Carbon oxidation with sacrificial anodes to inhibit O2 evolution in membrane-less bioelectrochemical systems for microbial electrosynthesis

Microbial electrosynthesis is an emerging biosynthesis technology that produces value-added chemicals and fuels and, at the same time, reduces the environmental carbon footprint. However, constraints, such as low current densities and high inner resistance, disfavor this technology for industrial-scale purposes. The cathode performance has been strongly improved in recent years, while the anode performance has not been given enough attention despite its importance in closing the electric circuit. For traditional water electrolysis, O2 is produced at the anode, which is toxic to the anaerobic autotrophs that engage in microbial electrosynthesis. To overcome O2 toxicity in conventional microbial electrosynthesis, the anode and the cathode chamber have been separated by an ion-exchange membrane to avoid contact between the microbes and O2. However, ion-exchange membranes increase the maintenance costs and compromise the production efficiency by introducing an additional internal resistance.

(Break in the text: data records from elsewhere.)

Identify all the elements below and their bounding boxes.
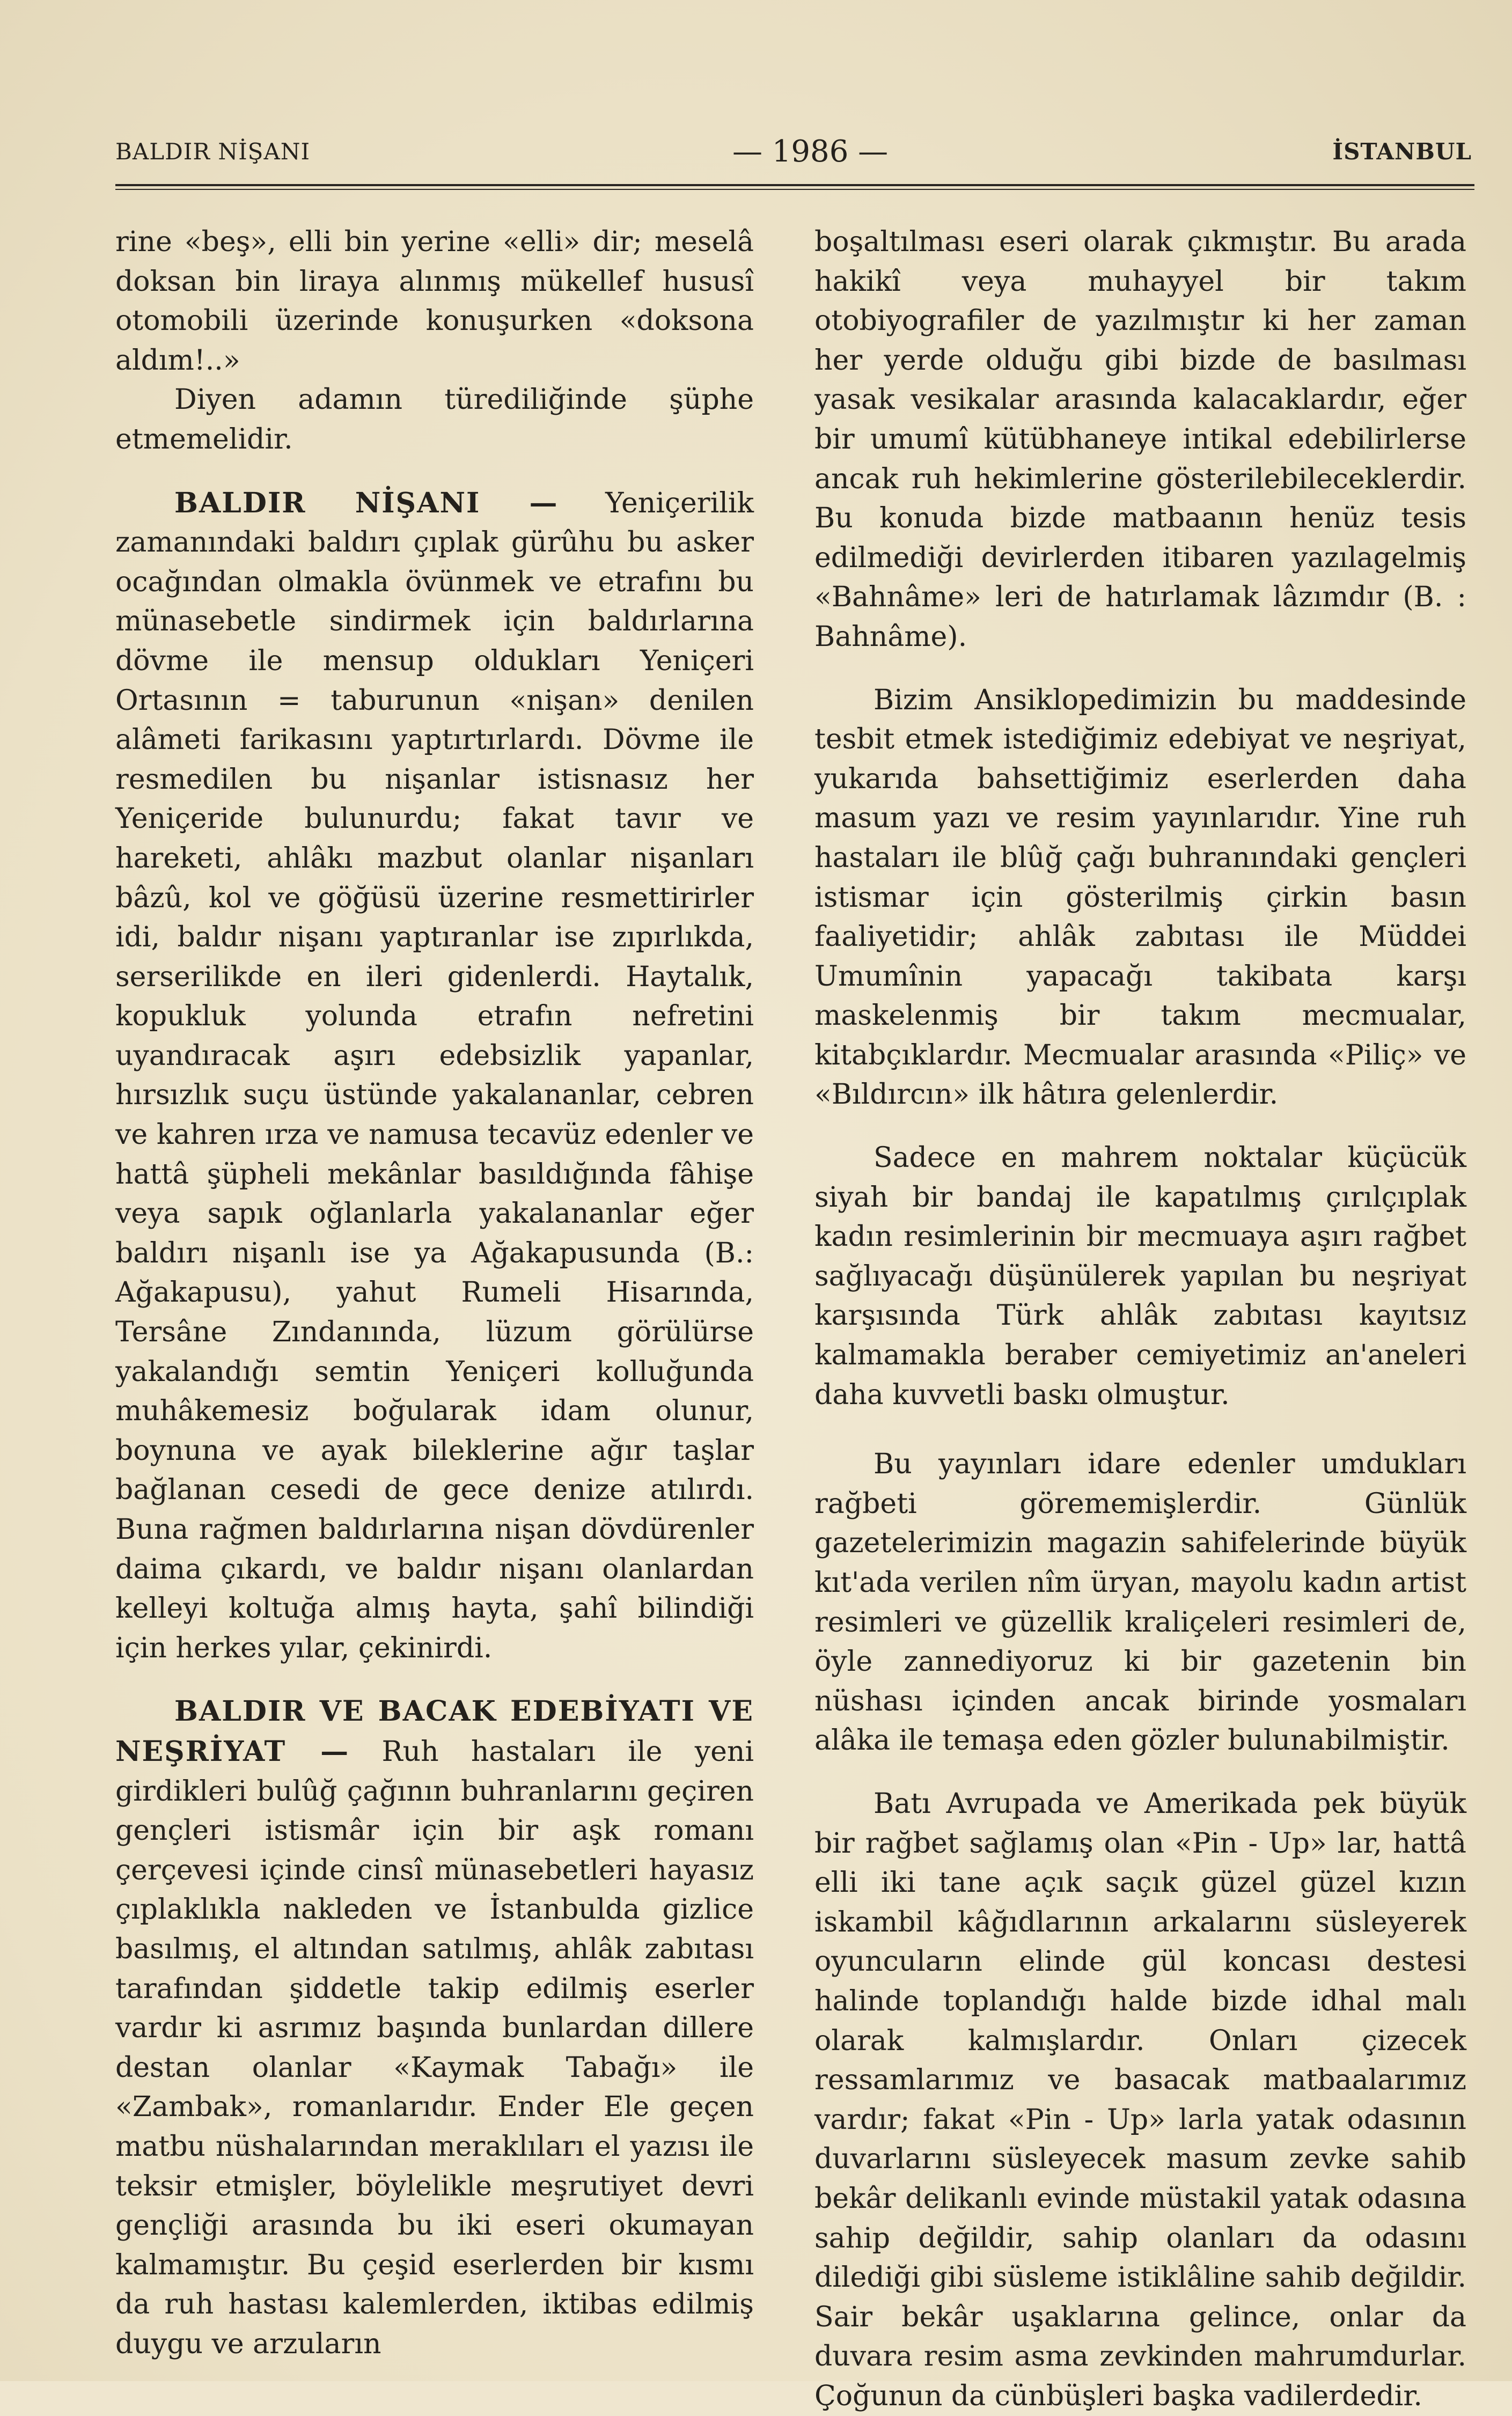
header-rule — [115, 184, 1474, 190]
entry-heading: BALDIR NİŞANI — — [174, 486, 559, 519]
entry-heading: BALDIR VE BACAK EDEBİYATI VE NEŞRİYAT — — [115, 1695, 754, 1768]
right-column — [814, 223, 1466, 2416]
paragraph: Bu yayınları idare edenler umdukları rağbeti görememişlerdir. Günlük gazetelerimizin magazin sahifelerinde büyük kıt'ada verilen nîm üryan, mayolu kadın artist resimleri ve güzellik kraliçeleri resimleri de, öyle zannediyoruz ki bir gazetenin bin nüshası içinden ancak birinde yosmaları alâka ile temaşa eden gözler bulunabilmiştir. — [814, 1448, 1466, 1757]
entry-text: Yeniçerilik zamanındaki baldırı çıplak gürûhu bu asker ocağından olmakla övünmek ve etrafını bu münasebetle sindirmek için baldırlarına dövme ile mensup oldukları Yeniçeri Ortasının = taburunun «nişan» denilen alâmeti farikasını yaptırtırlardı. Dövme ile resmedilen bu nişanlar istisnasız her Yeniçeride bulunurdu; fakat tavır ve hareketi, ahlâkı mazbut olanlar nişanları bâzû, kol ve göğüsü üzerine resmettirirler idi, baldır nişanı yaptıranlar ise zıpırlıkda, serserilikde en ileri gidenlerdi. Haytalık, kopukluk yolunda etrafın nefretini uyandıracak aşırı edebsizlik yapanlar, hırsızlık suçu üstünde yakalananlar, cebren ve kahren ırza ve namusa tecavüz edenler ve hattâ şüpheli mekânlar basıldığında fâhişe veya sapık oğlanlarla yakalananlar eğer baldırı nişanlı ise ya Ağakapusunda (B.: Ağakapusu), yahut Rumeli Hisarında, Tersâne Zındanında, lüzum görülürse yakalandığı semtin Yeniçeri kolluğunda muhâkemesiz boğularak idam olunur, boynuna ve ayak bileklerine ağır taşlar bağlanan cesedi de gece denize atılırdı. Buna rağmen baldırlarına nişan dövdürenler daima çıkardı, ve baldır nişanı olanlardan kelleyi koltuğa almış hayta, şahî bilindiği için herkes yılar, çekinirdi. — [115, 487, 754, 1664]
entry-baldir-nisani — [115, 483, 754, 1669]
left-column — [115, 223, 754, 2364]
paragraph: Batı Avrupada ve Amerikada pek büyük bir rağbet sağlamış olan «Pin - Up» lar, hattâ elli iki tane açık saçık güzel güzel kızın iskambil kâğıdlarının arkalarını süsleyerek oyuncuların elinde gül koncası destesi halinde toplandığı halde bizde idhal malı olarak kalmışlardır. Onları çizecek ressamlarımız ve basacak matbaalarımız vardır; fakat «Pin - Up» larla yatak odasının duvarlarını süsleyecek masum zevke sahib bekâr delikanlı evinde müstakil yatak odasına sahip değildir, sahip olanları da odasını dilediği gibi süsleme istiklâline sahib değildir. Sair bekâr uşaklarına gelince, onlar da duvara resim asma zevkinden mahrumdurlar. Çoğunun da cünbüşleri başka vadilerdedir. — [814, 1787, 1466, 2412]
paragraph: Bizim Ansiklopedimizin bu maddesinde tesbit etmek istediğimiz edebiyat ve neşriyat, yukarıda bahsettiğimiz eserlerden daha masum yazı ve resim yayınlarıdır. Yine ruh hastaları ile blûğ çağı buhranındaki gençleri istismar için gösterilmiş çirkin basın faaliyetidir; ahlâk zabıtası ile Müddei Umumînin yapacağı takibata karşı maskelenmiş bir takım mecmualar, kitabçıklardır. Mecmualar arasında «Piliç» ve «Bıldırcın» ilk hâtıra gelenlerdir. — [814, 684, 1466, 1111]
paragraph: rine «beş», elli bin yerine «elli» dir; meselâ doksan bin liraya alınmış mükellef hususî otomobili üzerinde konuşurken «doksona aldım!..» — [115, 226, 754, 377]
running-title: BALDIR NİŞANI — [115, 138, 311, 165]
paragraph: boşaltılması eseri olarak çıkmıştır. Bu arada hakikî veya muhayyel bir takım otobiyografiler de yazılmıştır ki her zaman her yerde olduğu gibi bizde de basılması yasak vesikalar arasında kalacaklardır, eğer bir umumî kütübhaneye intikal edebilirlerse ancak ruh hekimlerine gösterilebileceklerdir. Bu konuda bizde matbaanın henüz tesis edilmediği devirlerden itibaren yazılagelmiş «Bahnâme» leri de hatırlamak lâzımdır (B. : Bahnâme). — [814, 226, 1466, 653]
page-header — [115, 134, 1472, 176]
page-number: — 1986 — — [732, 134, 889, 169]
entry-text: Ruh hastaları ile yeni girdikleri bulûğ çağının buhranlarını geçiren gençleri istismâr için bir aşk romanı çerçevesi içinde cinsî münasebetleri hayasız çıplaklıkla nakleden ve İstanbulda gizlice basılmış, el altından satılmış, ahlâk zabıtası tarafından şiddetle takip edilmiş eserler vardır ki asrımız başında bunlardan dillere destan olanlar «Kaymak Tabağı» ile «Zambak», romanlarıdır. Ender Ele geçen matbu nüshalarından meraklıları el yazısı ile teksir etmişler, böylelikle meşrutiyet devri gençliği arasında bu iki eseri okumayan kalmamıştır. Bu çeşid eserlerden bir kısmı da ruh hastası kalemlerden, iktibas edilmiş duygu ve arzuların — [115, 1735, 754, 2360]
running-location: İSTANBUL — [1332, 138, 1472, 165]
entry-edebiyat-nesriyat — [115, 1692, 754, 2364]
paragraph: Sadece en mahrem noktalar küçücük siyah bir bandaj ile kapatılmış çırılçıplak kadın resimlerinin bir mecmuaya aşırı rağbet sağlıyacağı düşünülerek yapılan bu neşriyat karşısında Türk ahlâk zabıtası kayıtsız kalmamakla beraber cemiyetimiz an'aneleri daha kuvvetli baskı olmuştur. — [814, 1142, 1466, 1411]
paragraph: Diyen adamın türediliğinde şüphe etmemelidir. — [115, 384, 754, 456]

Furthermore, O2 is inevitably transferred to the catholyte due to diffusion and electro-osmotic fluxes that occur within the membrane. Here, we proved the concept of integrating carbon oxidation with sacrificial anodes and microbes to simultaneously inhibit the O2 evolution reaction (OER) and circumvent membrane application, which allows microbial electrosynthesis to proceed in a single chamber. The carbon-based anodes performed carbon oxidation as the alternative reaction to the OER. This enables microbial electrosynthesis to be performed with cell voltages as low as 1.8–2.1 V at 10 A m−2. We utilized Methanothermobacter thermautotrophicus ΔH in a single-chamber Bioelectrochemical system (BES) with the best performing carbon-based anode (i.e., activated-carbon anode with soluble iron) to achieve a maximum cathode-geometric CH4 production rate of 27.3 L m−2 d−1, which is equal to a volumetric methane production rate of 0.11 L L−1 d−1 in our BES, at a coulombic efficiency of 99.4%. In this study, M. thermautotrophicus ΔH was majorly limited by the sulfur source that inhibited electromethanogenesis. However, this proof-of-concept study allows microbial electrosynthesis to be performed more energy-efficiently and can be immediately utilized for research purposes in microbial electrosynthesis.